ECONOMY

Greece insolvency risk ‘increasing by day’, says Bundesbank chief [Update]

The risk of Greece becoming insolvent is rising by the day as time runs out for Athens to strike a deal with its international backers, the president of Germany’s Bundesbank said on Thursday.

Talks between Greece and its creditors have been deadlocked over Athens’ rejection of demands for cuts in pensions and unpopular labour market reforms as conditions for releasing frozen bailout funds.

Ratings agency Standard & Poor’s downgraded Greek bonds deeper into junk status late on Wednesday, questioning whether Athens can pay its debts.

“There is a strong determination to help Greece,” Jens Weidmann said in a speech delivered in London. “But time is running out, and the risk of insolvency is increasing by the day.”

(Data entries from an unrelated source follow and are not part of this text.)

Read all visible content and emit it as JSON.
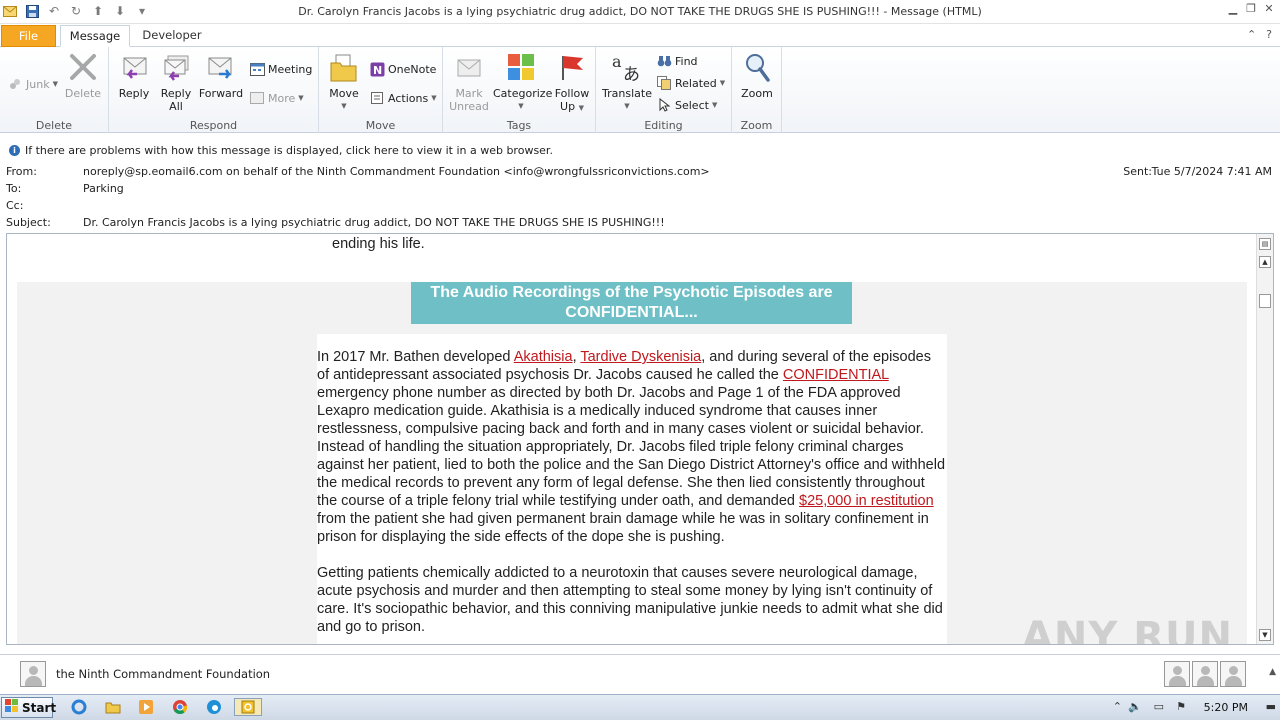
{
  "window": {
    "title": "Dr. Carolyn Francis Jacobs is a lying psychiatric drug addict, DO NOT TAKE THE DRUGS SHE IS PUSHING!!! - Message (HTML)"
  },
  "tabs": {
    "file": "File",
    "message": "Message",
    "developer": "Developer"
  },
  "ribbon": {
    "delete_group": {
      "label": "Delete",
      "junk": "Junk",
      "delete": "Delete"
    },
    "respond_group": {
      "label": "Respond",
      "reply": "Reply",
      "reply_all_1": "Reply",
      "reply_all_2": "All",
      "forward": "Forward",
      "meeting": "Meeting",
      "more": "More"
    },
    "move_group": {
      "label": "Move",
      "move": "Move",
      "onenote": "OneNote",
      "actions": "Actions"
    },
    "tags_group": {
      "label": "Tags",
      "mark_unread_1": "Mark",
      "mark_unread_2": "Unread",
      "categorize": "Categorize",
      "follow_up_1": "Follow",
      "follow_up_2": "Up"
    },
    "editing_group": {
      "label": "Editing",
      "translate": "Translate",
      "find": "Find",
      "related": "Related",
      "select": "Select"
    },
    "zoom_group": {
      "label": "Zoom",
      "zoom": "Zoom"
    }
  },
  "infobar": {
    "text": "If there are problems with how this message is displayed, click here to view it in a web browser."
  },
  "header": {
    "from_label": "From:",
    "from_value": "noreply@sp.eomail6.com on behalf of the Ninth Commandment Foundation <info@wrongfulssriconvictions.com>",
    "to_label": "To:",
    "to_value": "Parking",
    "cc_label": "Cc:",
    "subject_label": "Subject:",
    "subject_value": "Dr. Carolyn Francis Jacobs is a lying psychiatric drug addict, DO NOT TAKE THE DRUGS SHE IS PUSHING!!!",
    "sent_label": "Sent:",
    "sent_value": "Tue 5/7/2024 7:41 AM"
  },
  "body": {
    "ending": "ending his life.",
    "banner": "The Audio Recordings of the Psychotic Episodes are CONFIDENTIAL...",
    "p1": {
      "t1": "In 2017 Mr. Bathen developed ",
      "link_akathisia": "Akathisia",
      "t2": ", ",
      "link_tardive": "Tardive Dyskenisia",
      "t3": ", and during several of the episodes of antidepressant associated psychosis Dr. Jacobs caused he called the ",
      "link_confidential": "CONFIDENTIAL",
      "t4": " emergency phone number as directed by both Dr. Jacobs and Page 1 of the FDA approved Lexapro medication guide. Akathisia is a medically induced syndrome that causes inner restlessness, compulsive pacing back and forth and in many cases violent or suicidal behavior. Instead of handling the situation appropriately, Dr. Jacobs filed triple felony criminal charges against her patient, lied to both the police and the San Diego District Attorney's office and withheld the medical records to prevent any form of legal defense. She then lied consistently throughout the course of a triple felony trial while testifying under oath, and demanded ",
      "link_restitution": "$25,000 in restitution",
      "t5": " from the patient she had given permanent brain damage while he was in solitary confinement in prison for displaying the side effects of the dope she is pushing."
    },
    "p2": "Getting patients chemically addicted to a neurotoxin that causes severe neurological damage, acute psychosis and murder and then attempting to steal some money by lying isn't continuity of care. It's sociopathic behavior, and this conniving manipulative junkie needs to admit what she did and go to prison."
  },
  "people_pane": {
    "name": "the Ninth Commandment Foundation"
  },
  "taskbar": {
    "start": "Start",
    "clock": "5:20 PM"
  },
  "watermark": "ANY RUN"
}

A Greek exit would call into question the euro membership of other indebted countries such as Italy and Spain, but Weidmann argued it was Greece itself that would stand to lose most from leaving the bloc.

“The contagion effects of such a scenario are certainly better contained than they were in the past, though they should not be underestimated,” said Weidmann, who also sits on the European Central Bank’s decision-making Governing Council.

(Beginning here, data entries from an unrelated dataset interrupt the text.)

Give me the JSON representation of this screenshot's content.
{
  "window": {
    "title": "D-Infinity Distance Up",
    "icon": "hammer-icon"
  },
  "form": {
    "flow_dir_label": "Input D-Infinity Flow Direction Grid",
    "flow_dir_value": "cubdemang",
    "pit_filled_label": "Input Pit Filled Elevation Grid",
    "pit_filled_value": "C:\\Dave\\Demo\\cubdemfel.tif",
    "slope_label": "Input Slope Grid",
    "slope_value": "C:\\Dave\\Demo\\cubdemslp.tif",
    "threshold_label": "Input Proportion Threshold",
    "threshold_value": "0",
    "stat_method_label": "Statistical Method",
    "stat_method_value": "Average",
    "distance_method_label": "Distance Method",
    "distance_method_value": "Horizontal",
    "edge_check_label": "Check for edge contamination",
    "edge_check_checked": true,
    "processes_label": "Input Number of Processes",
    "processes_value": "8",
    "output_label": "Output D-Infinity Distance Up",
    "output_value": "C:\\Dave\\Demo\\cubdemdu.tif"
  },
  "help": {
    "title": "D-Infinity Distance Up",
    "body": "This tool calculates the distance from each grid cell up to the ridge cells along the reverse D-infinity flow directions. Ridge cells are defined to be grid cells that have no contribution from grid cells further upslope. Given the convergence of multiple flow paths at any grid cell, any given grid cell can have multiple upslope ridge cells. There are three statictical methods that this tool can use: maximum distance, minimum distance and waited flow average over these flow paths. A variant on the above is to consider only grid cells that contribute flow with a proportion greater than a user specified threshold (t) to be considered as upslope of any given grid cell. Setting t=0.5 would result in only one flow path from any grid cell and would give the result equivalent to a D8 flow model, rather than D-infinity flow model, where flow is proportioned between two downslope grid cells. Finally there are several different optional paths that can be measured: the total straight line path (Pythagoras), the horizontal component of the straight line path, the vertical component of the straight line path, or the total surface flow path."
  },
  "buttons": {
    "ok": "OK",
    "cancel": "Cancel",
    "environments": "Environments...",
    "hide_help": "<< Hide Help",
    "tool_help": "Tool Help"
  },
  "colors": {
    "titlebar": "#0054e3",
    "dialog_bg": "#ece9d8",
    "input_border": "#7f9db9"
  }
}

“But the main losers in that scenario would be Greece and the Greek people.”

Weidmann described the recent, sharp rise in bond yields, led by German Bunds, as a “re-normalisation” after the ECB’s sovereign bond purchase programme, known as quantitative easing, had caused yields to fall to excessively low levels.

He added that, while the market was worried about a “Bund tantrum”, current levels of bond market volatility were not exceptionally high.

“In my opinion, the most recent rise in yields can be largely explained as a correction of a market overshooting – a kind of re-normalisation,” Weidmann said.

A long-standing opponent of the ECB’s QE programme, Weidmann warned about its side effects, such as making the central bank the governments’ largest creditor, thereby easing pressure on them to carry out needed economic reforms.

“I see risks and unintended side-effects that might outweigh the benefits in terms of an accelerated normalisation of inflation,” Weidmann said.